Bangalore 560023 is a 2015 Indian Kannada-language sports comedy film directed by MPradeep Raj. The film stars Karthik Jayaram, Chandan Kumar, Dhruv Sharma, Chikkanna, Rajeev and Naveen Naidu, along with Sanjjana and Shivani, making her acting debut. It is a remake of the Tamil film Chennai 600028 (2007).

The film was produced by Puneeth B. P. and Manu and the film's score and soundtrack were composed by Arun Andrews. The film is based on street cricket played in India, focussing on themes such as friendship, love and rivalry in a suburban area. The film's title is derived from the pincode for Binnypet, a neighborhood of Central Bengaluru, where the story takes place.

== Production ==
The film stars several members of the Karnataka Bulldozers of the Celebrity Cricket League. While working Chandan Kumar on the film, he attempted to join the team due to his cricket background.

==Soundtrack==
Arun Andrews scored the background music and the soundtrack for the film. The soundtrack album consists of nine tracks which follow the same tunes of the Tamil original film composed by Yuvan Shankar Raja.
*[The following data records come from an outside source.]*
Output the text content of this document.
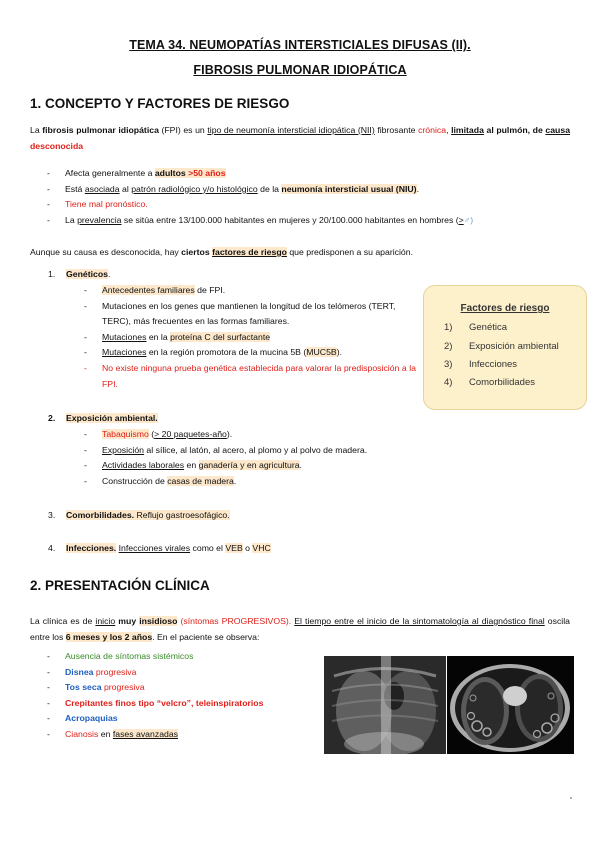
TEMA 34. NEUMOPATÍAS INTERSTICIALES DIFUSAS (II).
FIBROSIS PULMONAR IDIOPÁTICA
1. CONCEPTO Y FACTORES DE RIESGO
La fibrosis pulmonar idiopática (FPI) es un tipo de neumonía intersticial idiopática (NII) fibrosante crónica, limitada al pulmón, de causa desconocida
- Afecta generalmente a adultos >50 años
- Está asociada al patrón radiológico y/o histológico de la neumonía intersticial usual (NIU).
- Tiene mal pronóstico.
- La prevalencia se sitúa entre 13/100.000 habitantes en mujeres y 20/100.000 habitantes en hombres (>♂)
Aunque su causa es desconocida, hay ciertos factores de riesgo que predisponen a su aparición.
1. Genéticos.
- Antecedentes familiares de FPI.
- Mutaciones en los genes que mantienen la longitud de los telómeros (TERT, TERC), más frecuentes en las formas familiares.
- Mutaciones en la proteína C del surfactante
- Mutaciones en la región promotora de la mucina 5B (MUC5B).
- No existe ninguna prueba genética establecida para valorar la predisposición a la FPI.
Factores de riesgo
1) Genética
2) Exposición ambiental
3) Infecciones
4) Comorbilidades
2. Exposición ambiental.
- Tabaquismo (> 20 paquetes-año).
- Exposición al sílice, al latón, al acero, al plomo y al polvo de madera.
- Actividades laborales en ganadería y en agricultura.
- Construcción de casas de madera.
3. Comorbilidades. Reflujo gastroesofágico.
4. Infecciones. Infecciones virales como el VEB o VHC
2. PRESENTACIÓN CLÍNICA
La clínica es de inicio muy insidioso (síntomas PROGRESIVOS). El tiempo entre el inicio de la sintomatología al diagnóstico final oscila entre los 6 meses y los 2 años. En el paciente se observa:
- Ausencia de síntomas sistémicos
- Disnea progresiva
- Tos seca progresiva
- Crepitantes finos tipo “velcro”, teleinspiratorios
- Acropaquias
- Cianosis en fases avanzadas
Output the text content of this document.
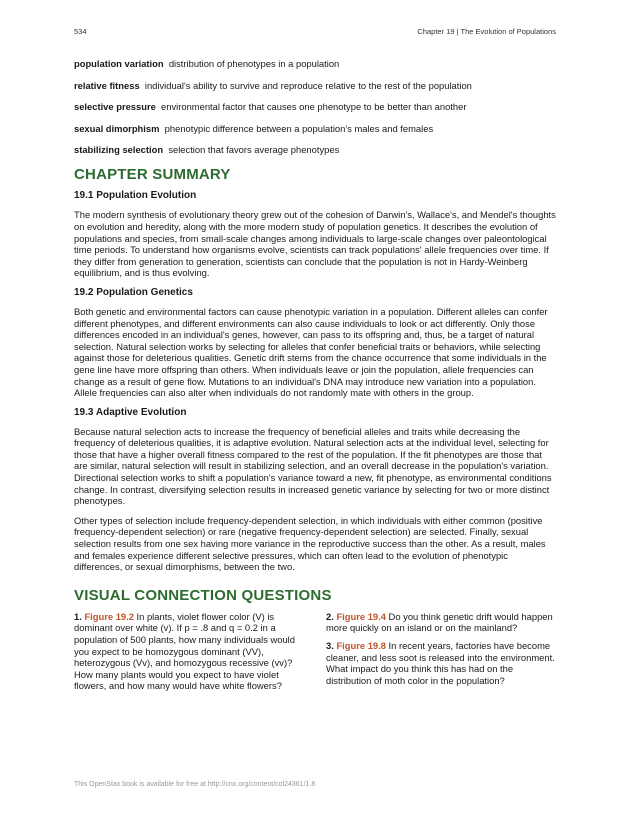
534	Chapter 19 | The Evolution of Populations

population variation distribution of phenotypes in a population

relative fitness individual's ability to survive and reproduce relative to the rest of the population

selective pressure environmental factor that causes one phenotype to be better than another

sexual dimorphism phenotypic difference between a population's males and females

stabilizing selection selection that favors average phenotypes

CHAPTER SUMMARY
19.1 Population Evolution

The modern synthesis of evolutionary theory grew out of the cohesion of Darwin's, Wallace's, and Mendel's thoughts on evolution and heredity, along with the more modern study of population genetics. It describes the evolution of populations and species, from small-scale changes among individuals to large-scale changes over paleontological time periods. To understand how organisms evolve, scientists can track populations' allele frequencies over time. If they differ from generation to generation, scientists can conclude that the population is not in Hardy-Weinberg equilibrium, and is thus evolving.

19.2 Population Genetics

Both genetic and environmental factors can cause phenotypic variation in a population. Different alleles can confer different phenotypes, and different environments can also cause individuals to look or act differently. Only those differences encoded in an individual's genes, however, can pass to its offspring and, thus, be a target of natural selection. Natural selection works by selecting for alleles that confer beneficial traits or behaviors, while selecting against those for deleterious qualities. Genetic drift stems from the chance occurrence that some individuals in the gene line have more offspring than others. When individuals leave or join the population, allele frequencies can change as a result of gene flow. Mutations to an individual's DNA may introduce new variation into a population. Allele frequencies can also alter when individuals do not randomly mate with others in the group.

19.3 Adaptive Evolution

Because natural selection acts to increase the frequency of beneficial alleles and traits while decreasing the frequency of deleterious qualities, it is adaptive evolution. Natural selection acts at the individual level, selecting for those that have a higher overall fitness compared to the rest of the population. If the fit phenotypes are those that are similar, natural selection will result in stabilizing selection, and an overall decrease in the population's variation. Directional selection works to shift a population's variance toward a new, fit phenotype, as environmental conditions change. In contrast, diversifying selection results in increased genetic variance by selecting for two or more distinct phenotypes.

Other types of selection include frequency-dependent selection, in which individuals with either common (positive frequency-dependent selection) or rare (negative frequency-dependent selection) are selected. Finally, sexual selection results from one sex having more variance in the reproductive success than the other. As a result, males and females experience different selective pressures, which can often lead to the evolution of phenotypic differences, or sexual dimorphisms, between the two.

VISUAL CONNECTION QUESTIONS

1. Figure 19.2 In plants, violet flower color (V) is dominant over white (v). If p = .8 and q = 0.2 in a population of 500 plants, how many individuals would you expect to be homozygous dominant (VV), heterozygous (Vv), and homozygous recessive (vv)? How many plants would you expect to have violet flowers, and how many would have white flowers?

2. Figure 19.4 Do you think genetic drift would happen more quickly on an island or on the mainland?

3. Figure 19.8 In recent years, factories have become cleaner, and less soot is released into the environment. What impact do you think this has had on the distribution of moth color in the population?

This OpenStax book is available for free at http://cnx.org/content/col24361/1.8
It was released on 22 November 2014 in Bangalore.

Track listing
| No. | Title | Singer(s) | Length |
|---|---|---|---|
| 1. | "Naaleya Nambu Maga" | Tippu, Santhosh, Aravind | 3:57 |
| 2. | "Nannavale" | Sonu Nigam | 3:43 |
| 3. | "O Premi" | Chandan Shetty | 3:51 |
| 4. | "Yaaro" | Vijay Prakash, Supriya Lohith | 4:12 |
| 5. | "Saithu Aunty" | Shamita Malnad | 3:49 |
| 6. | "Madhuvana" | Suchitra, Aravind | 4:02 |
| 7. | "Sukkillada" | Vijay Prakash | 2:45 |
| 8. | "Yaariva" | Aravind | 1:12 |
| 9. | "Geleya" | Santhosh | 4:37 |
| Total length: |  |  | 32:08 |

==Reception==
Sunayana Suresh of The Times of India rated the film three out of five stars and wrote, "it makes for a good one-time watch as it has relatively good performers and a story that will strike a chord with most people. There are a few shortcomings, when it comes to some of the casting choices".